Lastly, customers should ensure they access the site via a safe or trusted network such as their home or office WiFi. Using public networks could render one vulnerable.
eCommerce Giants On Target?
E-commerce giants make up for an overwhelming share of the market. They overpower their competitors and independent small and medium businesses by leagues by being a one-stop-shop for every conceivable product one might be looking for.
Due to the pandemic, this foothold has strengthened even further, with people adopting online shopping more than ever before. 49% of customers have admitted to an increase in their online shopping activity as compared to pre-pandemic times. In the US, Amazon has already made sales crossing the $2 billion mark 130 times this year, as compared to only 2 such days in 2019, excluding the festival season. Thus, the frequency and the penetration of e-retail has increased and has thus made such websites’ databases one of the most desirable troves of sensitive information for cybercriminals.
A Blow For Festive Season Sales in India?
While no specific reports or warnings have been issued from the side of Amazon and Flipkart in India yet, it will be in everyone’s best interest to tread with caution and follow the tips mentioned above.
These precautions should also be taken while shopping at other websites in light of a recent breach in Magento, a cloud system used by many e-retailers to store business information.
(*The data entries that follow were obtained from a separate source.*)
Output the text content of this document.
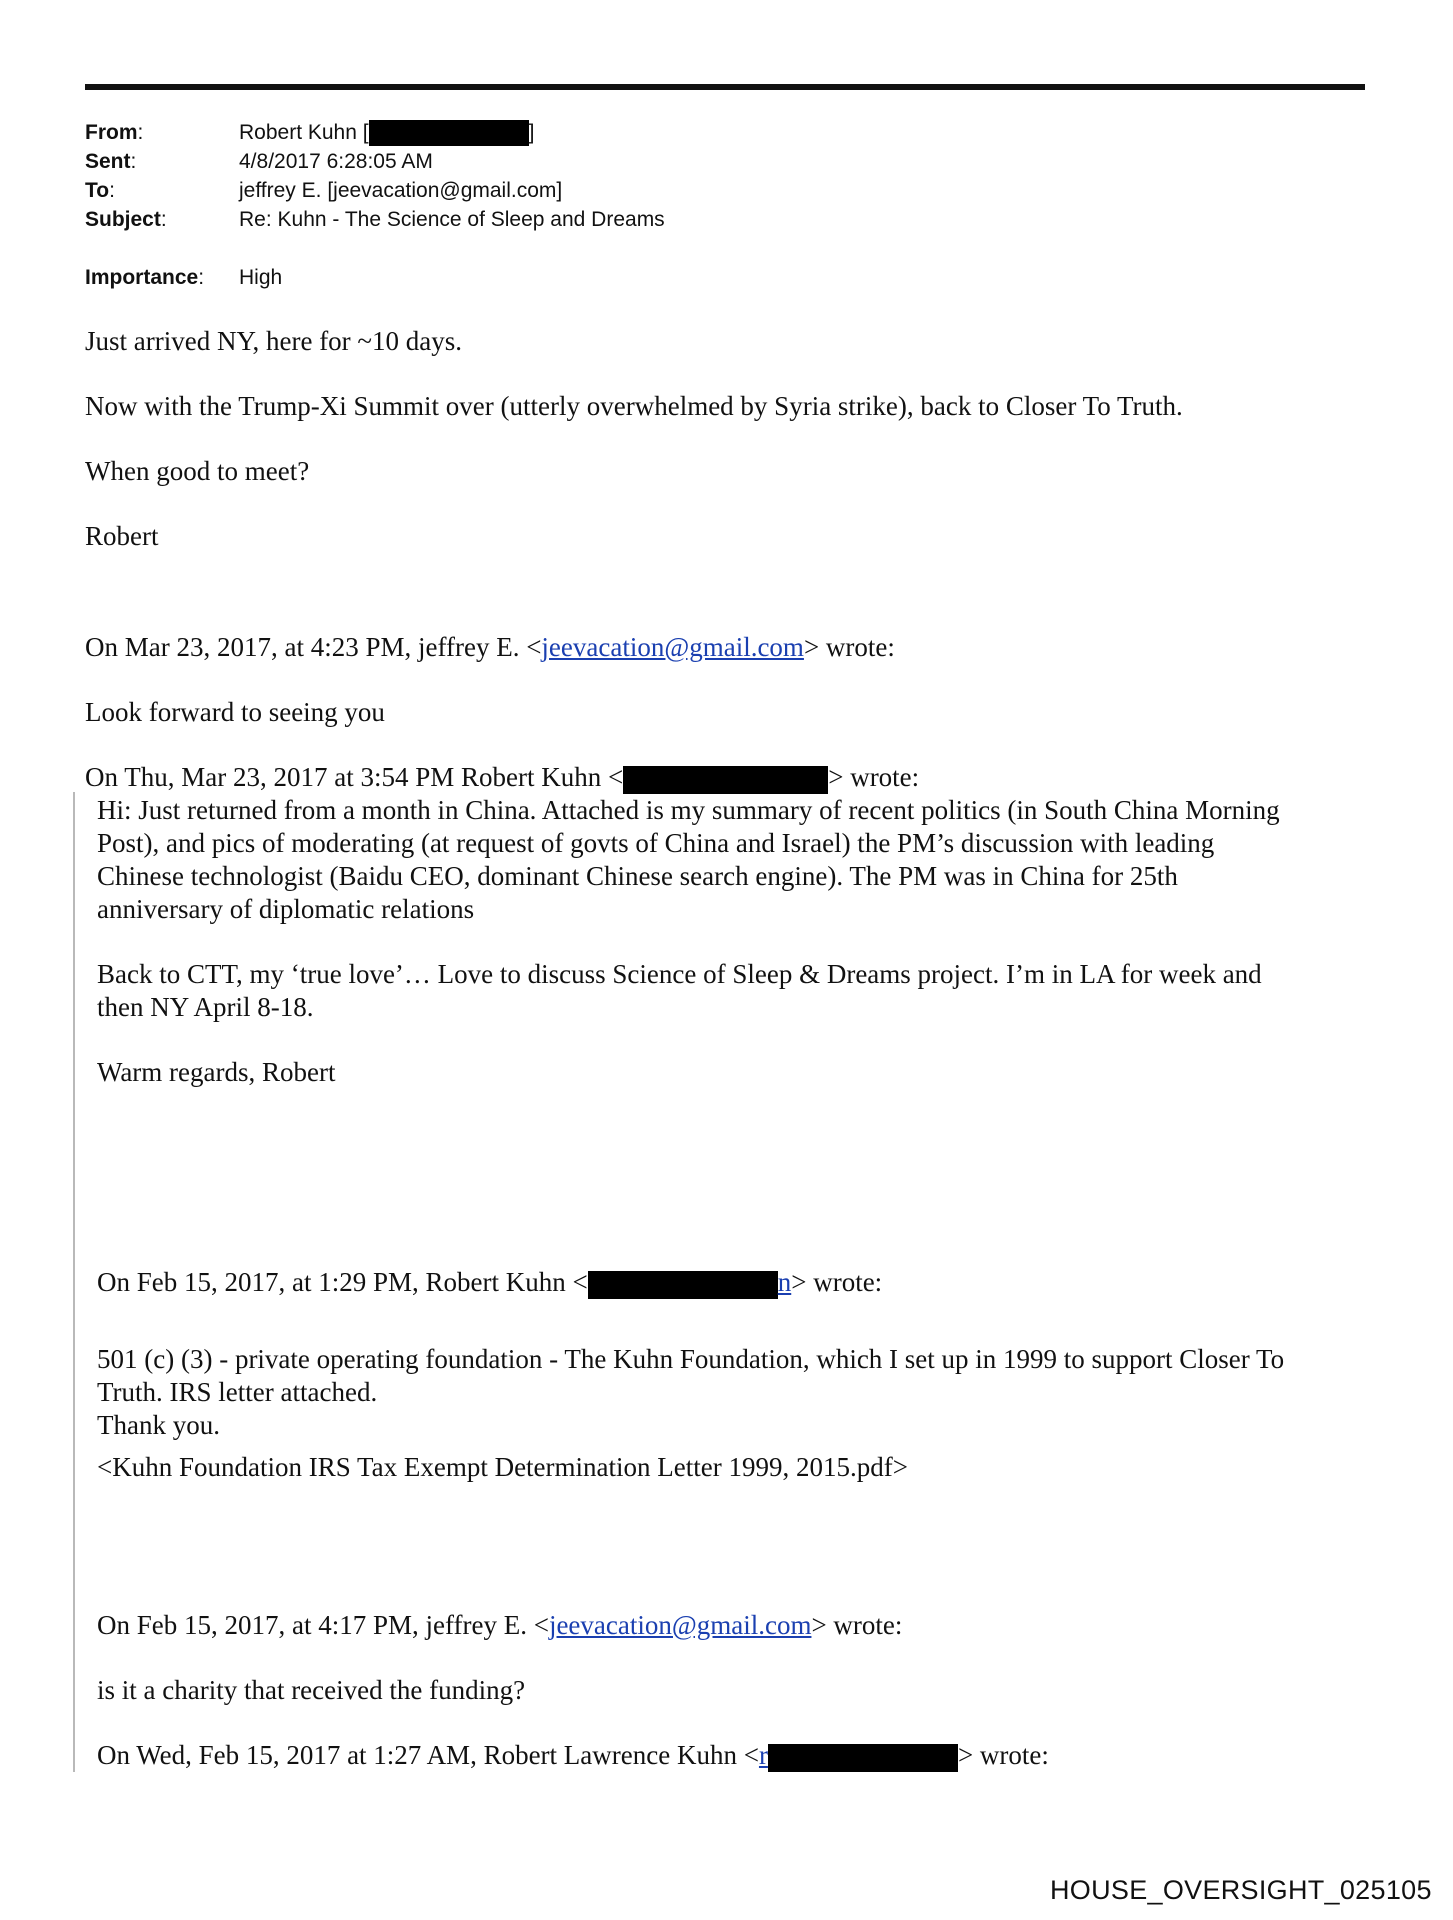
From:	Robert Kuhn [	]
Sent:	4/8/2017 6:28:05 AM
To:	jeffrey E. [jeevacation@gmail.com]
Subject:	Re: Kuhn - The Science of Sleep and Dreams
Importance: High
Just arrived NY, here for ~10 days.
Now with the Trump-Xi Summit over (utterly overwhelmed by Syria strike), back to Closer To Truth.
When good to meet?
Robert
On Mar 23, 2017, at 4:23 PM, jeffrey E. <jeevacation@gmail.com> wrote:
Look forward to seeing you
On Thu, Mar 23, 2017 at 3:54 PM Robert Kuhn <	> wrote:
Hi: Just returned from a month in China. Attached is my summary of recent politics (in South China Morning
Post), and pics of moderating (at request of govts of China and Israel) the PM’s discussion with leading
Chinese technologist (Baidu CEO, dominant Chinese search engine). The PM was in China for 25th
anniversary of diplomatic relations
Back to CTT, my ‘true love’… Love to discuss Science of Sleep & Dreams project. I’m in LA for week and
then NY April 8-18.
Warm regards, Robert
On Feb 15, 2017, at 1:29 PM, Robert Kuhn <	n> wrote:
501 (c) (3) - private operating foundation - The Kuhn Foundation, which I set up in 1999 to support Closer To
Truth. IRS letter attached.
Thank you.
<Kuhn Foundation IRS Tax Exempt Determination Letter 1999, 2015.pdf>
On Feb 15, 2017, at 4:17 PM, jeffrey E. <jeevacation@gmail.com> wrote:
is it a charity that received the funding?
On Wed, Feb 15, 2017 at 1:27 AM, Robert Lawrence Kuhn <r	> wrote:
HOUSE_OVERSIGHT_025105
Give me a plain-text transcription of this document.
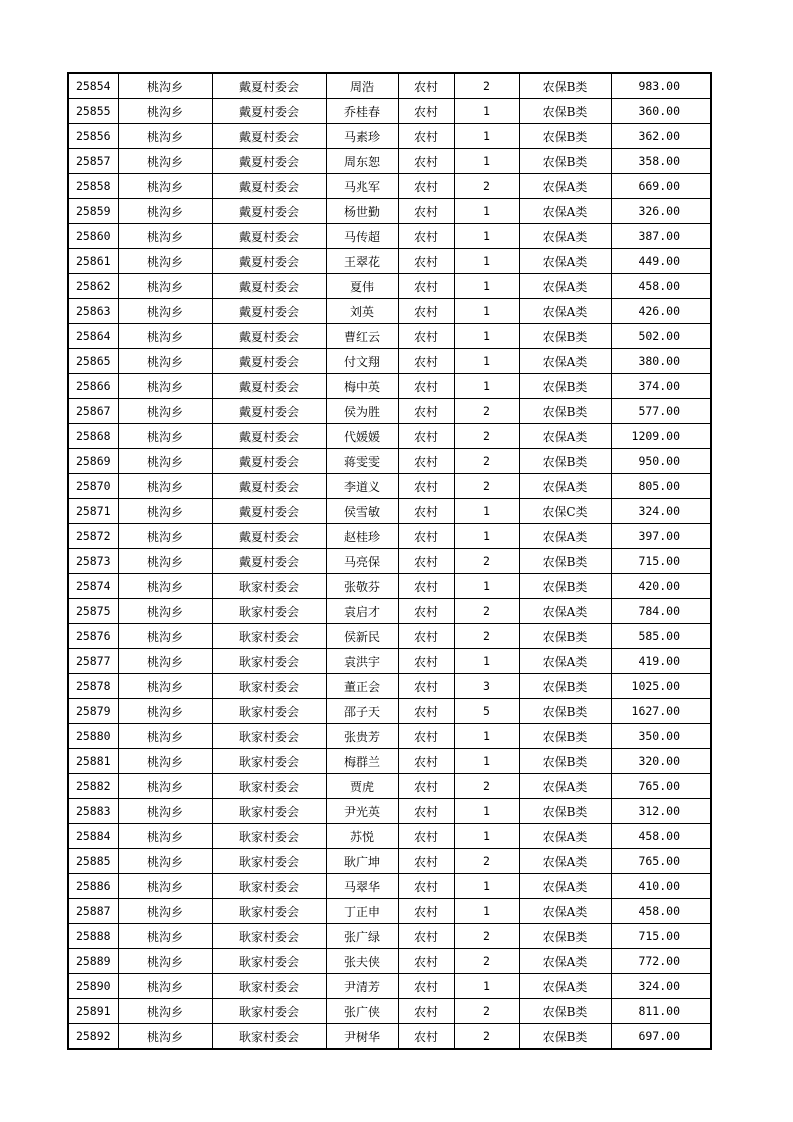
25854	桃沟乡	戴夏村委会	周浩	农村	2	农保B类	983.00
25855	桃沟乡	戴夏村委会	乔桂春	农村	1	农保B类	360.00
25856	桃沟乡	戴夏村委会	马素珍	农村	1	农保B类	362.00
25857	桃沟乡	戴夏村委会	周东恕	农村	1	农保B类	358.00
25858	桃沟乡	戴夏村委会	马兆军	农村	2	农保A类	669.00
25859	桃沟乡	戴夏村委会	杨世勤	农村	1	农保A类	326.00
25860	桃沟乡	戴夏村委会	马传超	农村	1	农保A类	387.00
25861	桃沟乡	戴夏村委会	王翠花	农村	1	农保A类	449.00
25862	桃沟乡	戴夏村委会	夏伟	农村	1	农保A类	458.00
25863	桃沟乡	戴夏村委会	刘英	农村	1	农保A类	426.00
25864	桃沟乡	戴夏村委会	曹红云	农村	1	农保B类	502.00
25865	桃沟乡	戴夏村委会	付文翔	农村	1	农保A类	380.00
25866	桃沟乡	戴夏村委会	梅中英	农村	1	农保B类	374.00
25867	桃沟乡	戴夏村委会	侯为胜	农村	2	农保B类	577.00
25868	桃沟乡	戴夏村委会	代媛媛	农村	2	农保A类	1209.00
25869	桃沟乡	戴夏村委会	蒋雯雯	农村	2	农保B类	950.00
25870	桃沟乡	戴夏村委会	李道义	农村	2	农保A类	805.00
25871	桃沟乡	戴夏村委会	侯雪敏	农村	1	农保C类	324.00
25872	桃沟乡	戴夏村委会	赵桂珍	农村	1	农保A类	397.00
25873	桃沟乡	戴夏村委会	马亮保	农村	2	农保B类	715.00
25874	桃沟乡	耿家村委会	张敬芬	农村	1	农保B类	420.00
25875	桃沟乡	耿家村委会	袁启才	农村	2	农保A类	784.00
25876	桃沟乡	耿家村委会	侯新民	农村	2	农保B类	585.00
25877	桃沟乡	耿家村委会	袁洪宇	农村	1	农保A类	419.00
25878	桃沟乡	耿家村委会	董正会	农村	3	农保B类	1025.00
25879	桃沟乡	耿家村委会	邵子天	农村	5	农保B类	1627.00
25880	桃沟乡	耿家村委会	张贵芳	农村	1	农保B类	350.00
25881	桃沟乡	耿家村委会	梅群兰	农村	1	农保B类	320.00
25882	桃沟乡	耿家村委会	贾虎	农村	2	农保A类	765.00
25883	桃沟乡	耿家村委会	尹光英	农村	1	农保B类	312.00
25884	桃沟乡	耿家村委会	苏悦	农村	1	农保A类	458.00
25885	桃沟乡	耿家村委会	耿广坤	农村	2	农保A类	765.00
25886	桃沟乡	耿家村委会	马翠华	农村	1	农保A类	410.00
25887	桃沟乡	耿家村委会	丁正申	农村	1	农保A类	458.00
25888	桃沟乡	耿家村委会	张广绿	农村	2	农保B类	715.00
25889	桃沟乡	耿家村委会	张夫侠	农村	2	农保A类	772.00
25890	桃沟乡	耿家村委会	尹清芳	农村	1	农保A类	324.00
25891	桃沟乡	耿家村委会	张广侠	农村	2	农保B类	811.00
25892	桃沟乡	耿家村委会	尹树华	农村	2	农保B类	697.00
Many Indian stores were among the websites hacked.
The Amazon and Flipkart sales are the biggest e-retail events in India and both platforms combined sold items worth $3 billion during the 2019 festive season, breaking their records for all previous years.
Just like online shoppers, hackers are also excited about this festival season anticipating big gains. In a bid to make the most of Amazon Great Indian Festival or Flipkart Big Billion Day, don’t end up falling prey to hackers.